Fair Algorithms with Probing for Multi-Agent Multi-Armed Bandits
Tianyi Xu, Jiaxin Liu, Nicholas Mattei, Zizhan Zheng
TL;DR
This work tackles fair allocation in multi-agent multi-armed bandits by introducing a probing stage that gathers information about a subset of arms before assignment. It optimizes fairness via Nash Social Welfare (NSW) and develops both offline and online solutions: a greedy probing algorithm with submodularity-based guarantees in the offline setting and an online probing-enabled UCB method achieving sublinear regret under fairness constraints. Theoretical results show that probing can be integrated with NSW to balance exploration, exploitation, and equity, while experiments on synthetic and real data demonstrate improved fairness and efficiency over baselines. The framework has practical implications for ridesharing and wireless scheduling, where equitable access to profitable opportunities is as important as overall system performance.
Abstract
We propose a multi-agent multi-armed bandit (MA-MAB) framework aimed at ensuring fair outcomes across agents while maximizing overall system performance. A key challenge in this setting is decision-making under limited information about arm rewards.
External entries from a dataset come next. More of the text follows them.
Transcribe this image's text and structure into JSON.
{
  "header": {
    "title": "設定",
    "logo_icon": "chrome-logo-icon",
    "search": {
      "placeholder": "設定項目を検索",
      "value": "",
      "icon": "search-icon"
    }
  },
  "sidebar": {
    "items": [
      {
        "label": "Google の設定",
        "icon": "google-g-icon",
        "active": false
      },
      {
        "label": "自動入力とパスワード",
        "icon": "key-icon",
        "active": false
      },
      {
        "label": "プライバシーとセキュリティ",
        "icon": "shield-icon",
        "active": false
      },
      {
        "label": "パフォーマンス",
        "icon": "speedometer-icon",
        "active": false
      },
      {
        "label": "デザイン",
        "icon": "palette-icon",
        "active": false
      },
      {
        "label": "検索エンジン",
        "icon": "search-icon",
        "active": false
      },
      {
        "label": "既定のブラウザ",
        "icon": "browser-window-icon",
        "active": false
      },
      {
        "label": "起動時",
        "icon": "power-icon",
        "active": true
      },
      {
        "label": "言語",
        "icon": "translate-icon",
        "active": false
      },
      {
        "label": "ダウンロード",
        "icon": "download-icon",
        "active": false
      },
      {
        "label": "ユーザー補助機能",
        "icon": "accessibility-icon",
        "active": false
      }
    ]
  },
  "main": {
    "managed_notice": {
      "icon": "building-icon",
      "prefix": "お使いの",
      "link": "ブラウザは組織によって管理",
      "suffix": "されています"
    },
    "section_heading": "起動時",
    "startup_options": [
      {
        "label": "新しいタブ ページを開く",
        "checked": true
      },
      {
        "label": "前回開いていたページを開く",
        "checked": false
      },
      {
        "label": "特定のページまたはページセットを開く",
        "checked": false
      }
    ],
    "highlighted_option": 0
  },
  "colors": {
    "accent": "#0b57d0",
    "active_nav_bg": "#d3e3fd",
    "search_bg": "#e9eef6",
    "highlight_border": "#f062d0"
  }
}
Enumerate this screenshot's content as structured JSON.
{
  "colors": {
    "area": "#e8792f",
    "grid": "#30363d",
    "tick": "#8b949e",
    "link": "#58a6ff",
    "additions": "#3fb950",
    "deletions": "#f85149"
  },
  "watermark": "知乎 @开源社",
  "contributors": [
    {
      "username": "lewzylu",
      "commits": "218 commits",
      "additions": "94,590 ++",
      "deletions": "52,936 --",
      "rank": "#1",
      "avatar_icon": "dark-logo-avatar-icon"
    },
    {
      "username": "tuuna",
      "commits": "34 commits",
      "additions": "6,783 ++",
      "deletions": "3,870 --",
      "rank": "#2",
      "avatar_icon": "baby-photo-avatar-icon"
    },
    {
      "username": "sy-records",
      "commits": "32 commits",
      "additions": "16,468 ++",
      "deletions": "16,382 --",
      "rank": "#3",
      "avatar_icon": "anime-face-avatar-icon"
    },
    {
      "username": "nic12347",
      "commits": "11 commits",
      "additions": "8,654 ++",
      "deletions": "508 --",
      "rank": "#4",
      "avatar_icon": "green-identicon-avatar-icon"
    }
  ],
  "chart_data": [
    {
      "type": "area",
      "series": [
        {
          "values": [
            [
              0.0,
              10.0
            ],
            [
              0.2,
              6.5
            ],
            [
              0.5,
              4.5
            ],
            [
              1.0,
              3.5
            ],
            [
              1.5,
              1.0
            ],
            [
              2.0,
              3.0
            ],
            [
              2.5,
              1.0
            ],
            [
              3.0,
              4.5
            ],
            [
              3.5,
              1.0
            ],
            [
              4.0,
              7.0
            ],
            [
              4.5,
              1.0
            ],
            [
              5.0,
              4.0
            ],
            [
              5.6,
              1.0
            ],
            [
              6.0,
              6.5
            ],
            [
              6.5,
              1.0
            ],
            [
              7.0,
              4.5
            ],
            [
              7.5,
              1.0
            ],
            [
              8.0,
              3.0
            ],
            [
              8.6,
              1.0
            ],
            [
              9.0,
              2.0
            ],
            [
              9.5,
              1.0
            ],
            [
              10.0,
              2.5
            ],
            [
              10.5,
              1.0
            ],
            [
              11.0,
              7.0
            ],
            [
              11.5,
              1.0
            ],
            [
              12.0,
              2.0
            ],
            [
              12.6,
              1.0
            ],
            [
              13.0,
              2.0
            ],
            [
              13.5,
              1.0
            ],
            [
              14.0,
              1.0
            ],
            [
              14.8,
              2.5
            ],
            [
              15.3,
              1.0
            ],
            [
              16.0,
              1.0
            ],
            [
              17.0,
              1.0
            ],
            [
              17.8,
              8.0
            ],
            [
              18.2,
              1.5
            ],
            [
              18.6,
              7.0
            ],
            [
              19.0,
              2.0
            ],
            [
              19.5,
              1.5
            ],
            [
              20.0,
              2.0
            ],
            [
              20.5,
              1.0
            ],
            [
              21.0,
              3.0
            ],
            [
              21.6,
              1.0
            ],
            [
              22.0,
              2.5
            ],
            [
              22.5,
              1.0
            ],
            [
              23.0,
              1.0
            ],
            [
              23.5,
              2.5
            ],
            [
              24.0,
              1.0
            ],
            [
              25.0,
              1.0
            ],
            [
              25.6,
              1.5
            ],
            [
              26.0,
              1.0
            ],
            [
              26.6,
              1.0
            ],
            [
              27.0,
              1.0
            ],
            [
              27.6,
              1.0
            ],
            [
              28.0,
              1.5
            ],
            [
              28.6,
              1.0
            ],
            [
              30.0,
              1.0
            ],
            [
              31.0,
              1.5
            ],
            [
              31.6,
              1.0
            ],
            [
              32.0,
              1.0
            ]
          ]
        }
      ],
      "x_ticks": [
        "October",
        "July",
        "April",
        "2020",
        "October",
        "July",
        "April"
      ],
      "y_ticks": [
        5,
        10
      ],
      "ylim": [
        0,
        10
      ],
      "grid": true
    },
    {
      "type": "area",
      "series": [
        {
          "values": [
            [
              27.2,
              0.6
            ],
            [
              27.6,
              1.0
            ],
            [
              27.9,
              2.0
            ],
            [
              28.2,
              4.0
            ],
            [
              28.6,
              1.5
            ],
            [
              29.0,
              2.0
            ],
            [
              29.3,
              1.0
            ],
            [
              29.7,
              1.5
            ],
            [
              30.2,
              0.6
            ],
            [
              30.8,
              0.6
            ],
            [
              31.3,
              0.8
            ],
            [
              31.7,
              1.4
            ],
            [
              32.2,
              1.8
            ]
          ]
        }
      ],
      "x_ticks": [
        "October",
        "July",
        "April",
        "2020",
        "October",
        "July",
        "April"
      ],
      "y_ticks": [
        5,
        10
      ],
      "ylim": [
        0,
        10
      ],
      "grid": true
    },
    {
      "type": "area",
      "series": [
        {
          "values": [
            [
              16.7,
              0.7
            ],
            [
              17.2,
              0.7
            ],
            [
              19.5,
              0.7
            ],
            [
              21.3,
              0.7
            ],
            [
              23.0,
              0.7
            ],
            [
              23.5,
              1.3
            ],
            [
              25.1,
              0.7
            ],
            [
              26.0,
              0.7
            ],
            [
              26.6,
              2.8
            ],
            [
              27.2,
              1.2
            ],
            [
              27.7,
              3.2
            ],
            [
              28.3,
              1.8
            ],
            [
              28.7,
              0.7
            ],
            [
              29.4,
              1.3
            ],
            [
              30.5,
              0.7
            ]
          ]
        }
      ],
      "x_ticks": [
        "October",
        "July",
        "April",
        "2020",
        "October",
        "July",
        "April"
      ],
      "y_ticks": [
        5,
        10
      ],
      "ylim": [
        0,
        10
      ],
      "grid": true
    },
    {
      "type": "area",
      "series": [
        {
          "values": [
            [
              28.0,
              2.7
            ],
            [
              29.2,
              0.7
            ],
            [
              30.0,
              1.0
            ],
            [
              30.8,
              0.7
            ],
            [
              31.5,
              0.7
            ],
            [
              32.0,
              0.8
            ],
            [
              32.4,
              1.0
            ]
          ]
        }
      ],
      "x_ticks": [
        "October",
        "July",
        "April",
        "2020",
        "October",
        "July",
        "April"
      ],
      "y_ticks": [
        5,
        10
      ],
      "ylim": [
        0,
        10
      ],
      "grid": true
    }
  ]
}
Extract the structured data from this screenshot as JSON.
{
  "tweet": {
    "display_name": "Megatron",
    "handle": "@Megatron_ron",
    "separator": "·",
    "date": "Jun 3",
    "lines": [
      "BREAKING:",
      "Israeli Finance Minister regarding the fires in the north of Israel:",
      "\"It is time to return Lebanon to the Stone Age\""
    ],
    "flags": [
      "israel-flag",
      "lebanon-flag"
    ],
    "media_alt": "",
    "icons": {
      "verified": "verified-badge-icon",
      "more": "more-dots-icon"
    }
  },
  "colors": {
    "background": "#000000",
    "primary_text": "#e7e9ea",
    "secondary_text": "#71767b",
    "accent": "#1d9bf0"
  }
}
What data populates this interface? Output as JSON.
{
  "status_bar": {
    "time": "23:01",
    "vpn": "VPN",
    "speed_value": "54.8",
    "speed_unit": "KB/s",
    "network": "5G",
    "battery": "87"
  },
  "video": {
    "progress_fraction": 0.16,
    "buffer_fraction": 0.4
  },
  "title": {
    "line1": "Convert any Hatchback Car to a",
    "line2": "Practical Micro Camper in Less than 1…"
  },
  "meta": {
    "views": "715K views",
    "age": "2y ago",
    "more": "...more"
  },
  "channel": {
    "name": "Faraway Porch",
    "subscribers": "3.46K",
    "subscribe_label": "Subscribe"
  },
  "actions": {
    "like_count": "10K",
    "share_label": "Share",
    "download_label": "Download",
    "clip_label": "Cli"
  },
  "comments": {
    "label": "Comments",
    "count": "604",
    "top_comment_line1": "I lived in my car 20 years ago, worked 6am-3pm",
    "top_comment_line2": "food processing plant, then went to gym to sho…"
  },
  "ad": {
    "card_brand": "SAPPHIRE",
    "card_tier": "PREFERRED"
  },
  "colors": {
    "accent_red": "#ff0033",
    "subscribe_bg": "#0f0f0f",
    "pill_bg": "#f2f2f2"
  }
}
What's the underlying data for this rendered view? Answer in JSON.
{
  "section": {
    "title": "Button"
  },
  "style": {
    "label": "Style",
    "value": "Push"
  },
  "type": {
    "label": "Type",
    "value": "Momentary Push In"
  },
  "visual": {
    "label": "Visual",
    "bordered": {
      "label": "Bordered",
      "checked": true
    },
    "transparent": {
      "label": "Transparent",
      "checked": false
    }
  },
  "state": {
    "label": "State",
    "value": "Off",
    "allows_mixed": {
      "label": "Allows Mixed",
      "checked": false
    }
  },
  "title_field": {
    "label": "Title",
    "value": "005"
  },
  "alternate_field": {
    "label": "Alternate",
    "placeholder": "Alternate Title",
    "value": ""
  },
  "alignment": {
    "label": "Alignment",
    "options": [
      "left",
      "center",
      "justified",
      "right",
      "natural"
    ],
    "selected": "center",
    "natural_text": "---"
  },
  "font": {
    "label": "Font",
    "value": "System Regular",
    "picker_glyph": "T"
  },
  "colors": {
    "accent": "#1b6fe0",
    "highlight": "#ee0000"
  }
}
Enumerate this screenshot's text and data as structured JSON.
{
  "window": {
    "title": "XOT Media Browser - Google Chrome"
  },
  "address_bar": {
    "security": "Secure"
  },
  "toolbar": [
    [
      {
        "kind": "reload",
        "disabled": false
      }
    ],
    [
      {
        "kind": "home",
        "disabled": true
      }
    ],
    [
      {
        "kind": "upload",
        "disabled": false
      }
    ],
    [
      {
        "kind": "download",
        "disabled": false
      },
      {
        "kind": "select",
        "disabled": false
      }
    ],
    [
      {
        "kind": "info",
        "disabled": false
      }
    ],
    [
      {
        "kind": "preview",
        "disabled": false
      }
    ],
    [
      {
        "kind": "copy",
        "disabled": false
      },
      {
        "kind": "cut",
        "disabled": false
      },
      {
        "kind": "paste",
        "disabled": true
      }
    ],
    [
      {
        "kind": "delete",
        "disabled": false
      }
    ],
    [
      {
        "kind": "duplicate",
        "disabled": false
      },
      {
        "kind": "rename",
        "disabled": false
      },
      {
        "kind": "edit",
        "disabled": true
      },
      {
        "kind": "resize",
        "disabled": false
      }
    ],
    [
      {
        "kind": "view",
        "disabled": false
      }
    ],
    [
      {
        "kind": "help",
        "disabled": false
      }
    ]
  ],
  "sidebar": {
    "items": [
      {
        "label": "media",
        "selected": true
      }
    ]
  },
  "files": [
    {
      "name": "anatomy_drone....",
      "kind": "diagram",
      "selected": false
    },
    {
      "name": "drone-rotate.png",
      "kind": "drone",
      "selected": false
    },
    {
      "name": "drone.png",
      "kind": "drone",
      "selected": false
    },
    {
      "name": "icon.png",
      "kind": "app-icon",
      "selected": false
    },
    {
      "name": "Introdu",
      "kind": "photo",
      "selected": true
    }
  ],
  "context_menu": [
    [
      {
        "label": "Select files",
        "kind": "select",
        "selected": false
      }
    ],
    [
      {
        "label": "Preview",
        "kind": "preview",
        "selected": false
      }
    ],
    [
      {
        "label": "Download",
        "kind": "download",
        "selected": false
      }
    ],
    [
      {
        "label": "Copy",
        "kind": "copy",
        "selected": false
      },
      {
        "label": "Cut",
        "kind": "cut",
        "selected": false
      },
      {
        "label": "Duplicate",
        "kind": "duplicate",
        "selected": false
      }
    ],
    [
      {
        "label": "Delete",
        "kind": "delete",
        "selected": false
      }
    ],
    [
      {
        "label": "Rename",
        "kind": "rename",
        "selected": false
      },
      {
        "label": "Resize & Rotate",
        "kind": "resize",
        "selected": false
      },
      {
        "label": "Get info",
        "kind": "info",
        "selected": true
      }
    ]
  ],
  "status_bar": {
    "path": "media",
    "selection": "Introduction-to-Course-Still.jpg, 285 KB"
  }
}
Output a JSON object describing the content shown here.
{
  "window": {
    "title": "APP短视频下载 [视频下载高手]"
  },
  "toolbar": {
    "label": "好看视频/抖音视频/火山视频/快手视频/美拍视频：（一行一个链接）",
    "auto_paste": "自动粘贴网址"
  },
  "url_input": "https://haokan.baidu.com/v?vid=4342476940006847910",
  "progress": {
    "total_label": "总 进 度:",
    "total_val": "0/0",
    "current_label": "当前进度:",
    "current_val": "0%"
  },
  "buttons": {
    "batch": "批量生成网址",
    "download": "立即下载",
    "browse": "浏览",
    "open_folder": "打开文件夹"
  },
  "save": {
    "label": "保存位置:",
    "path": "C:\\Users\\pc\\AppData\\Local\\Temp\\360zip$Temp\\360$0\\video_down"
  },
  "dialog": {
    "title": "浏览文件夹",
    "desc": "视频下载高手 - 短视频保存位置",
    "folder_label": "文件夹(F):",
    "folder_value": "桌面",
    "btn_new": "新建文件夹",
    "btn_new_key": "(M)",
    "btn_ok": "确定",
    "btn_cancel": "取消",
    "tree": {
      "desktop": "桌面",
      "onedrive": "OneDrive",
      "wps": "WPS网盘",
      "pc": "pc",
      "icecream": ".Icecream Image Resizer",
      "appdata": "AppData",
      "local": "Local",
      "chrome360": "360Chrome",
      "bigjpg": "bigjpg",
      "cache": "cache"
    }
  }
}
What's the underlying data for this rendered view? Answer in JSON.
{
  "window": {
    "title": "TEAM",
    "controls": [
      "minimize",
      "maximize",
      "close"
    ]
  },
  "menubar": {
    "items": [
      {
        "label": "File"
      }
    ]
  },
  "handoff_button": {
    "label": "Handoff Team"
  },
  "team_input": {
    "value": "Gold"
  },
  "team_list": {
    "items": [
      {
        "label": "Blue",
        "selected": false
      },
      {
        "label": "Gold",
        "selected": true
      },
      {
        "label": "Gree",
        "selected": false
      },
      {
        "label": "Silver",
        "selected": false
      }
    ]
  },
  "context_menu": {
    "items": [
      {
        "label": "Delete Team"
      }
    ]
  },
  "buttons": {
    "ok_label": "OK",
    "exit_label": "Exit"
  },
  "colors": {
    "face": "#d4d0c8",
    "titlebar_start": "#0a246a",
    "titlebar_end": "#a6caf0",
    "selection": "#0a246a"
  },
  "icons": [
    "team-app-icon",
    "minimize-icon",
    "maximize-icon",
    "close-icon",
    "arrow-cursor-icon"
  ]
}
To address this, we introduce a novel probing framework that strategically gathers information about selected arms before allocation. In the offline setting, where reward distributions are known, we leverage submodular properties to design a greedy probing algorithm with a provable performance bound. For the more complex online setting, we develop an algorithm that achieves sublinear regret while maintaining fairness. Extensive experiments on synthetic and real-world datasets show that our approach outperforms baseline methods, achieving better fairness and efficiency.